Rien ici que de simples obligations, mesurées, de prudence. Mais d’autres problèmes se posèrent à la longue. Problèmes pastoraux : comment par exemple appliquer aux époux les règles de l’isolement, quand l’un des deux seuls était malade ? Problèmes financiers : comment entretenir, des années durant, ces maladreries où, l’endémie persistant, on s’entassait ?

Le temps passant, il fallut assouplir les règlements. On laissa les lépreux sortir des maladreries pour mieux susciter l’apitoiement en quêtant eux-mêmes, mais on le fit aussi à leur demande insistante, désireux qu’ils étaient de mieux formuler eux-mêmes leurs prières aux lieux marqués par la grâce divine, ou la bonté mariale, à savoir les lieux de pèlerinage connus comme propices aux lépreux. Il n’en manquait pas, ni en France, ni en Europe, ni ailleurs : les eaux du Jourdain, par exemple en Terre Sainte. Des exemples de guérison, qu’on colportait, leur donnaient confiance.

Parmi les chrétiens, la première réaction était de répulsion et d’effroi. Mais la lecture de l’Évangile, les sermons, l’approfondissement même d’une vie chrétienne, amenaient des fidèles à changer de regard. Ils étaient nombreux à le faire et à se montrer généreux et compatissants. Certains d’entre eux, saisis par les paroles du Christ sur l’amour nécessaire du prochain, surtout s’il est pauvre ou malade, trouvaient les gestes fraternels d’une plus grande charité. Nous finirons sur deux exemples bien connus.

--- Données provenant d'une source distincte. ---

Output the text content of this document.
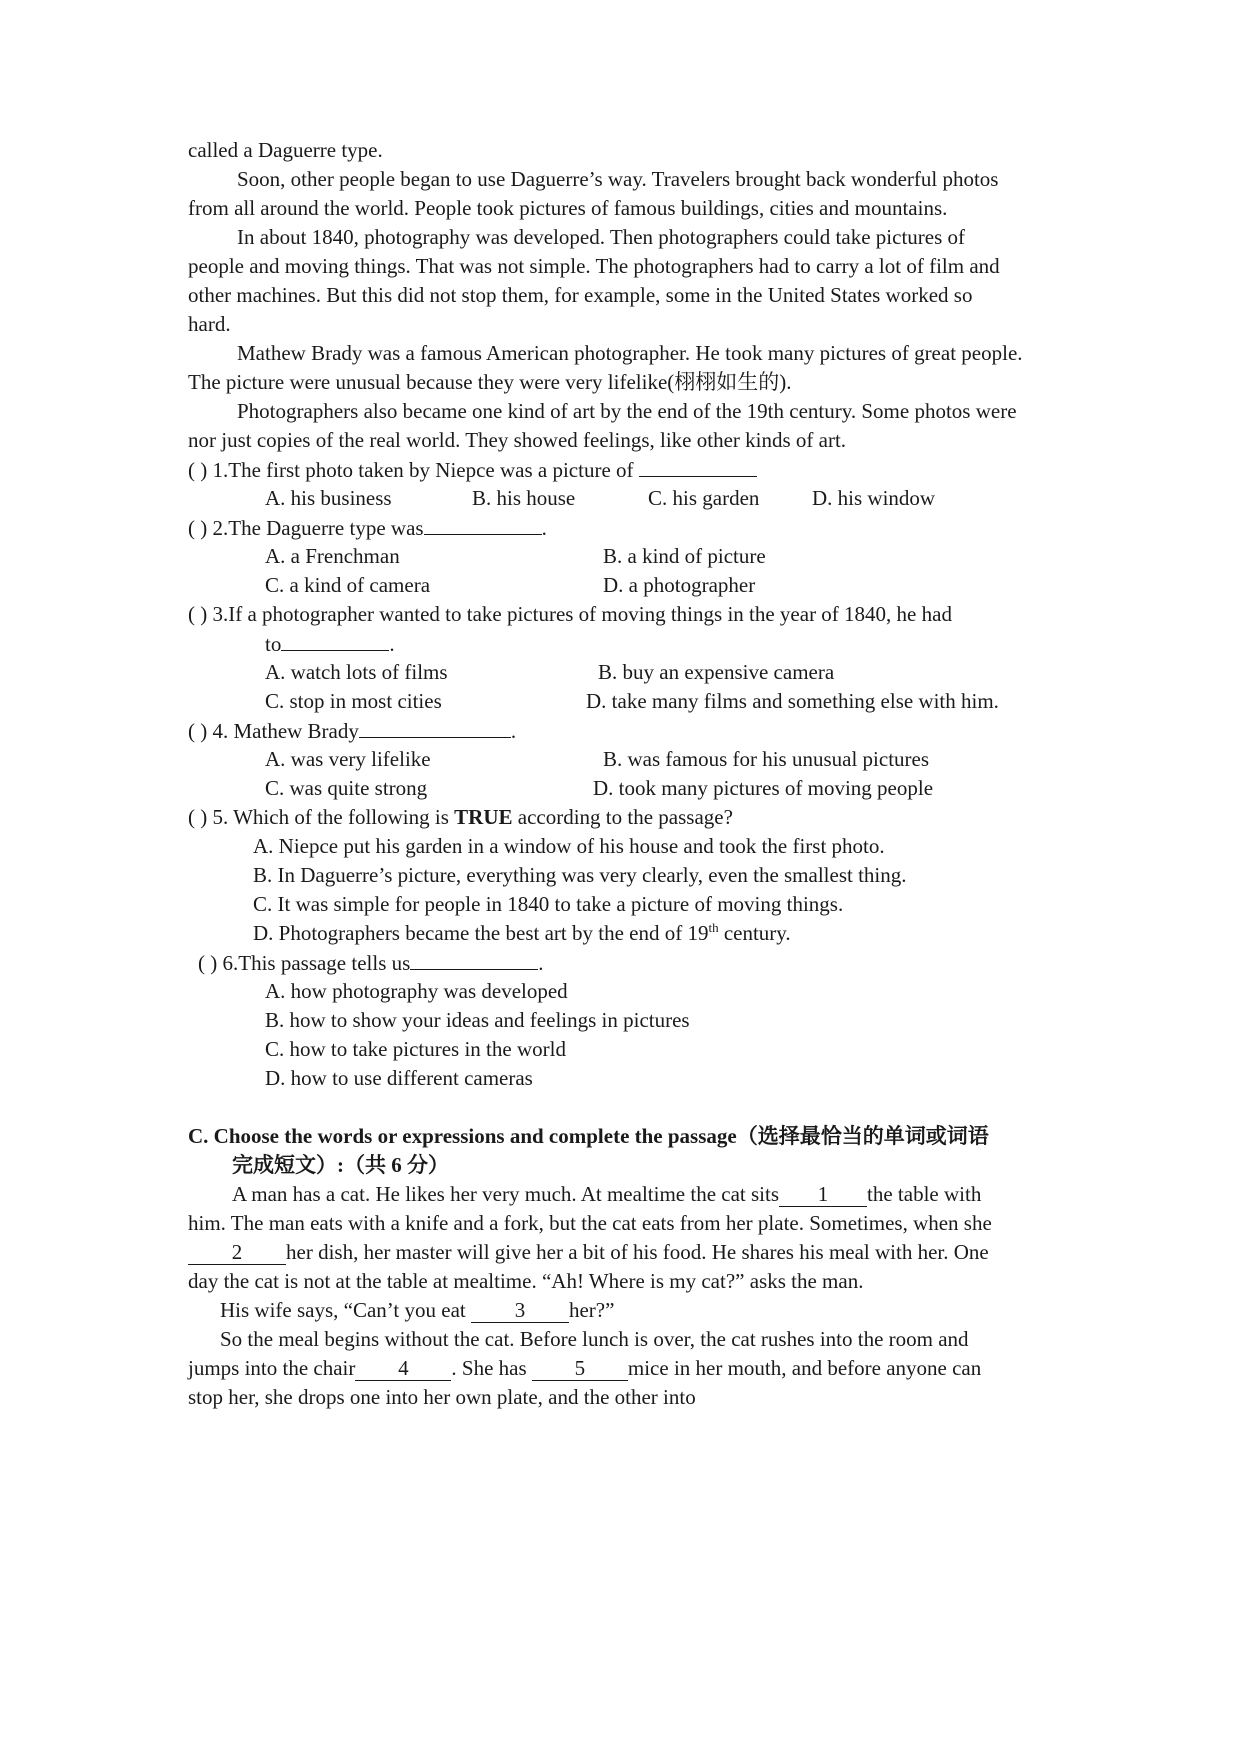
called a Daguerre type.
Soon, other people began to use Daguerre’s way. Travelers brought back wonderful photos
from all around the world. People took pictures of famous buildings, cities and mountains.
In about 1840, photography was developed. Then photographers could take pictures of
people and moving things. That was not simple. The photographers had to carry a lot of film and
other machines. But this did not stop them, for example, some in the United States worked so
hard.
Mathew Brady was a famous American photographer. He took many pictures of great people.
The picture were unusual because they were very lifelike(栩栩如生的).
Photographers also became one kind of art by the end of the 19th century. Some photos were
nor just copies of the real world. They showed feelings, like other kinds of art.
( ) 1.The first photo taken by Niepce was a picture of
A. his business	B. his house	C. his garden	D. his window
( ) 2.The Daguerre type was	.
A. a Frenchman	B. a kind of picture
C. a kind of camera	D. a photographer
( ) 3.If a photographer wanted to take pictures of moving things in the year of 1840, he had
to	.
A. watch lots of films	B. buy an expensive camera
C. stop in most cities	D. take many films and something else with him.
( ) 4. Mathew Brady	.
A. was very lifelike	B. was famous for his unusual pictures
C. was quite strong	D. took many pictures of moving people
( ) 5. Which of the following is TRUE according to the passage?
A. Niepce put his garden in a window of his house and took the first photo.
B. In Daguerre’s picture, everything was very clearly, even the smallest thing.
C. It was simple for people in 1840 to take a picture of moving things.
D. Photographers became the best art by the end of 19th century.
( ) 6.This passage tells us	.
A. how photography was developed
B. how to show your ideas and feelings in pictures
C. how to take pictures in the world
D. how to use different cameras
C. Choose the words or expressions and complete the passage（选择最恰当的单词或词语
完成短文）:（共 6 分）
A man has a cat. He likes her very much. At mealtime the cat sits 1 the table with
him. The man eats with a knife and a fork, but the cat eats from her plate. Sometimes, when she
2 her dish, her master will give her a bit of his food. He shares his meal with her. One
day the cat is not at the table at mealtime. “Ah! Where is my cat?” asks the man.
His wife says, “Can’t you eat 3 her?”
So the meal begins without the cat. Before lunch is over, the cat rushes into the room and
jumps into the chair 4 . She has 5 mice in her mouth, and before anyone can
stop her, she drops one into her own plate, and the other into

Saint Louis, roi de France (1214-1270)

« Le roi était si plein de l’esprit de charité qu’il allait volontiers faire une visite de charité aux malades encore dans les souffrances de l’agonie, bien que la plupart cherchassent à l’en dissuader à cause du péril » (Guillaume de Chartres)

« Il y avait (à l’abbaye de Royaumont) un moine qui s’appelait Léger. Il était lépreux – mesel –, vivait dans une maison à l’écart des autres. Il était si misérable et si abominable que, du fait de sa grande maladie, ses yeux étaient si gâtés qu’il ne voyait goutte, avait perdu le nez, ses lèvres étaient fendues et enflées et les trous des yeux étaient rouges et hideux à voir (Guillaume de Saint-Pathus)…

« Le Roi, pieux médecin de ce lépreux, le visita souvent et le servit humblement, en essuyant soigneusement le pus de ses ulcères et en lui procurant de ses mains le manger et le boire. Ces choses et d’autres, il les accomplit habituellement dans les maisons-Dieu et les léproseries (bulle de canonisation, 1300) »1.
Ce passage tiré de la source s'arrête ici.